Radiative-transfer modelling of the circumstellar environments of pre-main-sequence stars

Abstract

Circumstellar discs of pre-main sequence stars undergo different processes depending on the nature of the circumstellar environment, which is governed by stellar mass. I have performed numerical simulations of the circumstellar regions of classical T~Tauri stars (CTTs) and Herbig~Ae (HAe) stars using the radiative transfer code TORUS in order to test the paradigm of magnetospheric accretion in CTTs, and to ascertain the nature of the material in the inner regions of HAe discs.

The process of magnetospheric accretion (MA) involves disc material attaching to stellar magnetic field lines and impacting the photosphere, producing accretion shocks. When the magnetic field is inclined to the star, disc warps form which periodically occult the photosphere. With specific reference to the CTTs AA Tau I perform three-dimensional MA models to study this variability. By comparing synthetic photometry with observational data I show that the geometry of the system can be constrained. I go on to study Balmer line profiles in the context of MA and disc wind outflows. I present three-dimensional models of a system comprising the star, magnetosphere, disc, and disc wind, producing synthetic line profiles and images. Using these profiles I perform time-series fitting to observational data and demonstrate that the mass accretion rate, mass loss rate, and magnetosphere temperature can be constrained. I show that there is a degeneracy between wind temperature and wind acceleration which require alternative methods to constrain further. While an outflow model alternative to a sole disc wind may produce better fits to observations, MA models reproduce various observational features well.
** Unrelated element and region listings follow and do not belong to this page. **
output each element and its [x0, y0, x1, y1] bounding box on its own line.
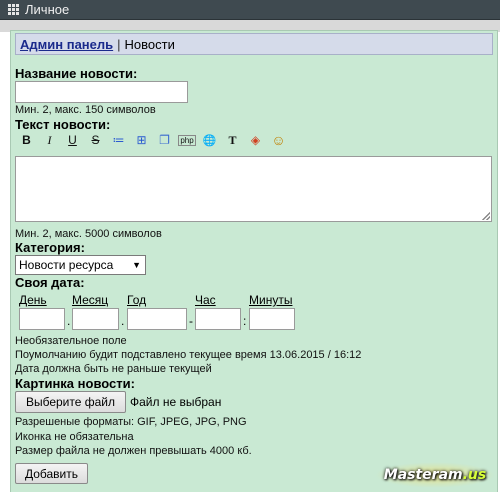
month-label: Месяц — [72, 293, 109, 307]
hour-label: Час — [195, 293, 216, 307]
no-file-status: Файл не выбран — [130, 395, 222, 409]
date-separator: . — [121, 314, 125, 328]
minutes-label: Минуты — [249, 293, 293, 307]
date-time-separator: - — [189, 314, 193, 328]
resize-grip-icon[interactable] — [482, 212, 490, 220]
strikethrough-icon[interactable]: S — [84, 132, 107, 148]
image-note-optional: Иконка не обязательна — [15, 431, 134, 443]
bold-icon[interactable]: B — [15, 132, 38, 148]
category-selected-value: Новости ресурса — [19, 258, 114, 272]
underline-icon[interactable]: U — [61, 132, 84, 148]
date-note-optional: Необязательное поле — [15, 335, 127, 347]
image-label: Картинка новости: — [15, 376, 135, 391]
category-label: Категория: — [15, 240, 85, 255]
hour-input[interactable] — [195, 308, 241, 330]
dropdown-arrow-icon: ▼ — [132, 260, 141, 270]
year-label: Год — [127, 293, 147, 307]
news-text-area[interactable] — [15, 156, 492, 222]
news-text-hint: Мин. 2, макс. 5000 символов — [15, 228, 162, 240]
news-title-hint: Мин. 2, макс. 150 символов — [15, 104, 156, 116]
news-text-label: Текст новости: — [15, 117, 111, 132]
image-note-formats: Разрешеные форматы: GIF, JPEG, JPG, PNG — [15, 416, 247, 428]
news-text-wrapper — [15, 156, 492, 222]
watermark-brand: Masteram — [383, 467, 463, 483]
spoiler-icon[interactable]: ⊞ — [130, 132, 153, 148]
watermark-suffix: .us — [462, 467, 487, 483]
day-label: День — [19, 293, 47, 307]
date-separator: . — [67, 314, 71, 328]
smiley-icon[interactable]: ☺ — [267, 132, 290, 148]
date-note-default: Поумолчанию будит подставлено текущее вр… — [15, 349, 362, 361]
year-input[interactable] — [127, 308, 187, 330]
date-note-constraint: Дата должна быть не раньше текущей — [15, 363, 212, 375]
window-title: Личное — [25, 2, 70, 17]
italic-icon[interactable]: I — [38, 132, 61, 148]
month-input[interactable] — [72, 308, 119, 330]
watermark-logo: Masteram .us — [375, 462, 495, 488]
list-icon[interactable]: ≔ — [107, 132, 130, 148]
day-input[interactable] — [19, 308, 65, 330]
quote-icon[interactable]: ❐ — [153, 132, 176, 148]
news-title-input[interactable] — [15, 81, 188, 103]
category-select[interactable]: Новости ресурса ▼ — [15, 255, 146, 275]
formatting-toolbar: B I U S ≔ ⊞ ❐ php 🌐 T ◈ ☺ — [15, 132, 290, 148]
link-icon[interactable]: 🌐 — [198, 132, 221, 148]
window-titlebar: Личное — [0, 0, 500, 20]
image-note-size: Размер файла не должен превышать 4000 кб… — [15, 445, 252, 457]
breadcrumb-current: Новости — [124, 36, 175, 52]
custom-date-label: Своя дата: — [15, 275, 85, 290]
breadcrumb-separator: | — [117, 36, 121, 52]
minutes-input[interactable] — [249, 308, 295, 330]
news-form-panel: Админ панель | Новости Название новости:… — [10, 30, 498, 492]
breadcrumb: Админ панель | Новости — [15, 33, 493, 55]
php-code-icon[interactable]: php — [178, 134, 196, 146]
news-title-label: Название новости: — [15, 66, 138, 81]
choose-file-button[interactable]: Выберите файл — [15, 391, 126, 413]
fill-color-icon[interactable]: ◈ — [244, 132, 267, 148]
time-separator: : — [243, 314, 247, 328]
add-button[interactable]: Добавить — [15, 463, 88, 484]
admin-panel-link[interactable]: Админ панель — [20, 37, 113, 52]
grid-menu-icon[interactable] — [8, 4, 19, 15]
text-color-icon[interactable]: T — [221, 132, 244, 148]
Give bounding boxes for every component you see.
Finally I test the hypothesis that refractory grains produce the innermost emission in HAe discs. Focussing on the HAe stars MWC 275 and AB Aur, I perform radiative equilibrium modelling to create synthetic images of these objects from which interferometric visibility profiles are produced. I show that the temperatures at which these refractory grains are required to survive are too high to be physically plausible. I also find that silicate dust is shielded when sufficiently high mass fractions of refractory grains are used, enabling the silicates to survive interior to the classical sublimation radius. While refractory dust may provide a significant contribution to the emission observed in these inner regions, this alone is not sufficient.